La défense antimissile américaine a laissé l’arsenal nucléaire stratégique de la Russie avec un diagnostic final décevant. Leurs systèmes de livraison désuets, à la fois missiles et bombardiers, n’avaient pratiquement aucune chance face aux technologies antimissiles modernes.

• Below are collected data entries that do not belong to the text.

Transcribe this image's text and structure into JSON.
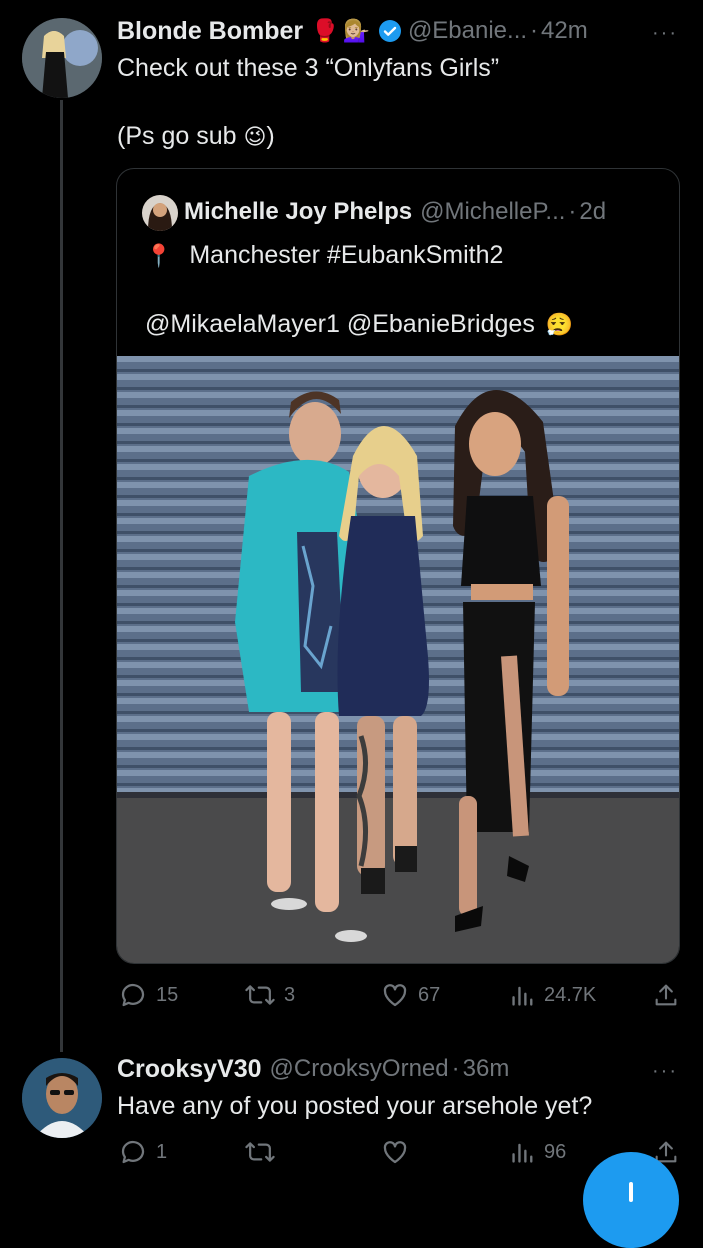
{
  "tweet1": {
    "display_name": "Blonde Bomber",
    "emojis": [
      "🥊",
      "💁🏼‍♀️"
    ],
    "handle": "@Ebanie...",
    "separator": "·",
    "time": "42m",
    "text_line1": "Check out these 3  “Onlyfans Girls”",
    "text_line2": "(Ps go sub",
    "text_line2_end": ")",
    "wink_emoji": "😉",
    "more": "···",
    "verified": true
  },
  "quote": {
    "display_name": "Michelle Joy Phelps",
    "handle": "@MichelleP...",
    "separator": "·",
    "time": "2d",
    "pin_emoji": "📍",
    "location_text": "Manchester #EubankSmith2",
    "mentions": "@MikaelaMayer1 @EbanieBridges",
    "end_emoji": "😮‍💨"
  },
  "tweet1_actions": {
    "replies": "15",
    "retweets": "3",
    "likes": "67",
    "views": "24.7K"
  },
  "tweet2": {
    "display_name": "CrooksyV30",
    "handle": "@CrooksyOrned",
    "separator": "·",
    "time": "36m",
    "text": "Have any of you posted your arsehole yet?",
    "more": "···"
  },
  "tweet2_actions": {
    "replies": "1",
    "retweets": "",
    "likes": "",
    "views": "96"
  },
  "colors": {
    "background": "#000000",
    "text": "#e7e9ea",
    "muted": "#71767b",
    "accent": "#1d9bf0",
    "border": "#2f3336"
  }
}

Selon l’auteur de l’article, 65 à 70 % des armes nucléaires et des vecteurs russes seront détruits si les États-Unis/l’OTAN attaquent la Russie en premier. Seuls 35 à 40 % des missiles réussiront si Moscou le fait en premier. C’est pourquoi ils disent, un nouveau concept opérationnel de forces nucléaires stratégiques doit être développé pour essayer d’égaliser les chances.

Il s’agit de la création d’une nouvelle unité des forces nucléaires stratégiques russes, équipée d’armes hypersoniques modernes : les missiles Kinzhal, lancés depuis des avions, et Zirkon, lancés depuis des navires. Cela permettrait soi-disant de percer les défenses antimissiles occidentales lors d’une première frappe, assurant un passage sûr pour les missiles soviétiques obsolètes.

Pour la stratégie de dissuasion occidentale, qui tente de neutraliser le potentiel nucléaire de la Russie et d’autres adversaires potentiels, il s’agit d’un sérieux défi. Et le chantage et le déploiement de bombes nucléaires tactiques en Biélorussie sont un écran de fumée qui cache ces efforts russes.

[Jersón, zona cero de la voladura de la presa: « Sólo conquistando Moscú pararemos a los rusos »]

Donc, L’Occident devrait accorder plus d’attention à ses capacités contre les armes hypersoniques s’il veut conserver son avantage.. C’est-à-dire transférer des systèmes de défense antimissile modernes à l’armée ukrainienne pour les tester dans des conditions de combat réelles et les améliorer en temps opportun, si nécessaire.

Ce processus a déjà commencé. Dans la nuit du 4 mai, le système Patriot a abattu un missile hypersonique Kinzhal tiré depuis un avion Mig-31K près de Kiev. Pendant des années, la Russie s’est vantée qu’il était impossible d’abattre un Kinzhal, une arme qui « n’a pas d’analogue » et peut transporter une ogive nucléaire.

Doter l’Ukraine de systèmes Patriot PAC-3 supplémentaires et d’avions de combat modernes comme le F-16, capables de contrer les avions russes porteurs de missiles hypersoniques, est la meilleure option pour l’Occident s’il veut que le chantage nucléaire russe reste à jamais de simples mots. .

Cependant, l’Ukraine ne doit pas seulement être un terrain d’essai, mais doit participer activement au développement des technologies et de la stratégie qui les sous-tend pour contrer efficacement l’arsenal nucléaire d’agression hybride de la Russie.

*** Taras Zhovtenko est un analyste de la défense.